Was die Accolade schon auf den ersten Blick von den meisten anderen WBKs unterscheidet, ist ihr binokularer Aufbau. Es sind wie bei einem Fernglas zwei Okulare vorhanden, jedes mit eigener Dioptrieeinstellung (+5 bis -5). Scharfgestellt wird über einen Mitteltrieb. Um den individuellen Augen­abstand genau einzustellen, ist er von 56 bis 71 mm verstellbar. Die Okulare haben Gummiblenden gegen Seitenlicht, die sich für Brillenträger umklappen lassen.
Warum zwei Okulare ? Durch die bino­kulare Konstruktion werden alle Möglichkeiten des menschlichen Auges ausgeschöpft. Im Vergleich zu Monokularen und ähnlichen technischen Voraussetzungen ist damit eine bessere Entdeckung kleiner oder schwach sichtbarer Objekte und eine höhere Effizienz bei der Beobachtung kontrastloser Szenen möglich. Die Beobachtung mit zwei Augen ist natürlich und bringt weniger Ermüdung – ein ganz wichtiger Punkt, wenn man WBKs über längere Zeit benutzt.
Pulsar verbaut bei den Komponenten High-End-Produkte – der Wärmebildsensor (Auflösung: 640 x 480 Pixel) bietet eine hochdetaillierte Abbildung. Auch kleine Objekte wie Zweige oder Blätter werden scharf und klar dem Hintergrund entgegen abgebildet.
Das Full-Color Amoled-Display mit gleich hoher Auflösung bietet eine farblich hoch­ kontrastreiche Abbildung. Vorteil dieser Tech­nologie ist ihr geringer Energieverbrauch und Unempfindlich­keit gegenüber Kälte.
Die Bildwiederholungsrate liegt bei üblichen 50 Hz, der Pixelabstand beträgt 17 µm. 50 Hz Bildwiederholungsrate sind optimal – mehr kann unser Auge gar nicht verarbeiten. Die Noise Equivalent Temperaturdiffe­renz (NETD-Wert/gemessen in Millikelvin) charakterisiert, wie gut ein thermischer Detektor kleine Temperaturunterschiede wahrnehmen kann – je kleiner der Wert, desto besser die thermische Empfindlichkeit. Die meisten Wärmebildgeräte rangieren um einen NETD-Wert von 50 mK. Der gute Wert der Accolade (<25 mK) wird besonders bei ungünstigen Bedingungen mit geringen Temperaturunterschieden wie Regen, Nebel oder einem kalten Morgen deutlich, selbst geringste Temperaturunterschiede werden bei diesen für eine WBK kompliziertesten Umständen noch deutlich sichtbar. Die Detektionsreichweite des Sensor-Chips (exklusiv für Pulsar produziert) liegt bei 1 800 m. Die optische Vergrößerung beträgt 2,5fach und der Objektivdurchmesser 50 mm – ein guter Kompromiss mit einem Sehfeld von 21,8 auf 1 000 m. Dazu kommt ein Digitalzoom mit Vergrößerungen von 5 - 20fach.
Die Farbtonpalette mit  acht verschiede­nen Modi ist üppig, Helligkeit und Kon­trast lassen sich individuell einstellen, wobei sich die Bildschirmhelligkeit erfreulich weit herunterdimmen lässt. Die Accolade verfügt über einen ein­gebauten Foto- und Videorecorder mit 16 GB internem Speicher.

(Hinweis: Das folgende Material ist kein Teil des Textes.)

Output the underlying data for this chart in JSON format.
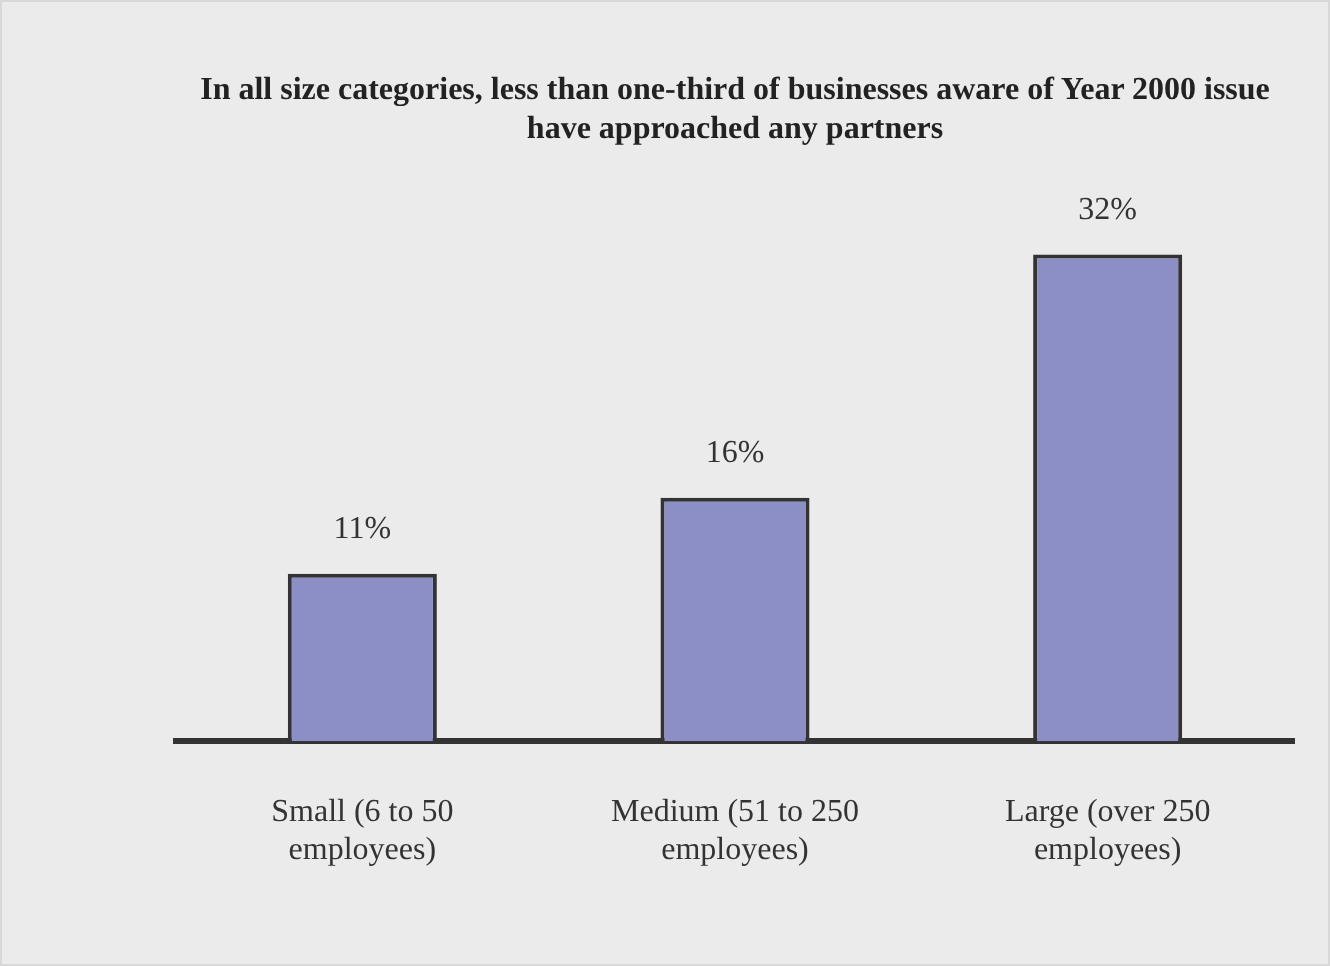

Der Laser-Entfernungsmesser

Besonders im Feld ist es sehr schwer einzuschätzen, ob man ein schwaches Stück auf kurze Distanz oder ein eher starkes Stück, was weiter weg ist, vor hat. In einem externen Laser-Entfernungsmesser kann man das Stück nicht sehen, um es anzumessen. Wenn man nachts auch schießen will, ist die Kenntnis der Distanz aber sehr wichtig – sie entscheidet, ob der Finger gerade bleibt, ein Schuss vertretbar ist oder ob man versucht, die Sauen anzupirschen. Ein integrierter Laser-Entfernungsmesser ist ideal, dieses Problem zu lösen. Die Accolade verfügt über einen mit einer Reichweite von 1 000 m – +/-1 m. Sogar ein Scanmodus ist vorhanden. Beim ersten Knopfdruck erscheint eine weiße quadratische Zielmarke, mit der das Stück anvisiert wird, auf den zweiten wird die Distanz in Meter angezeigt.

Im Revier

Die Accolade wiegt 700 g. Die Maße sind mit 164 x 130 x 64 mm (L/B/H) etwa so groß und schwer wie ein kompaktes 8 x 42-Fernglas.
Die Energieversorgung übernimmt ein 6 400 mAh-Wechsel-Akku, der im RWJ-Test bei sommerlichen Temperaturen neun Stunden reichte – herrschen Minusgrade wird das anders aussehen. Bei Bedarf lässt sich der Akku einfach tauschen, auch ein Micro-USB-Anschluss für eine Powerbank fehlt nicht. Das Kunststoffgehäuse ist robust und sogar wasserdicht. Laut Pulsar hält das Gerät bis zu einem Meter Wassertiefe etwa 30 Minuten stand. Die Kamera kalibriert automatisch oder manuell, wobei die Geräusche nicht besonders laut sind. Eine Kühlkörper-Tafel auf dem Gehäuse verhindert, dass Sensor und andere Komponenten überhitzen, aber auch die Schallempfindlichkeit wird dadurch reduziert.  
Die Startzeit liegt mit acht Sekunden im normalen Bereich. Der Bildschirm lässt sich abschalten und in den Stand-By-Modus versetzen, auf Knopfdruck ist er sofort wieder an. Dadurch verlängert sich die Batterielaufzeit und störende Lichtabstrahlung wird verhindert.
Über ein integriertes WiFi-Modul lässt sich das Gerät mit Android oder iOS- Smart­phone oder Tablets verbinden. Videos und Fotos lassen sich so einfach übertragen. Mit der Pulsar App Stream Vision kann die WBK gesteuert und konfiguriert werden. Ein Update der Firmware ist ganz einfach möglich. Wird die Accolade über ein USB-Kabel an einen PC angeschlossen, wird sie als Speichermedium erkannt und kann leicht ausgelesen werden. Die Bedienung erfolgt über fünf Drucktasten auf der Oberseite: Die linke schaltet An/Aus, ein kurzer Druck versetzt das Gerät in den Stand-By-Modus. Vorn liegt das Bedienelement des Laser-Entfernungsmessers, rechts ist für Foto- und Videoaufnahmen. Hinten befindet sich die Zoomtaste und über die mittlere Taste gelangt man ins Menü.
Die Tasten haben genügend Abstand zueinander und sind auch im Dunkeln gut fühlbar. Damit kommt man intuitiv klar.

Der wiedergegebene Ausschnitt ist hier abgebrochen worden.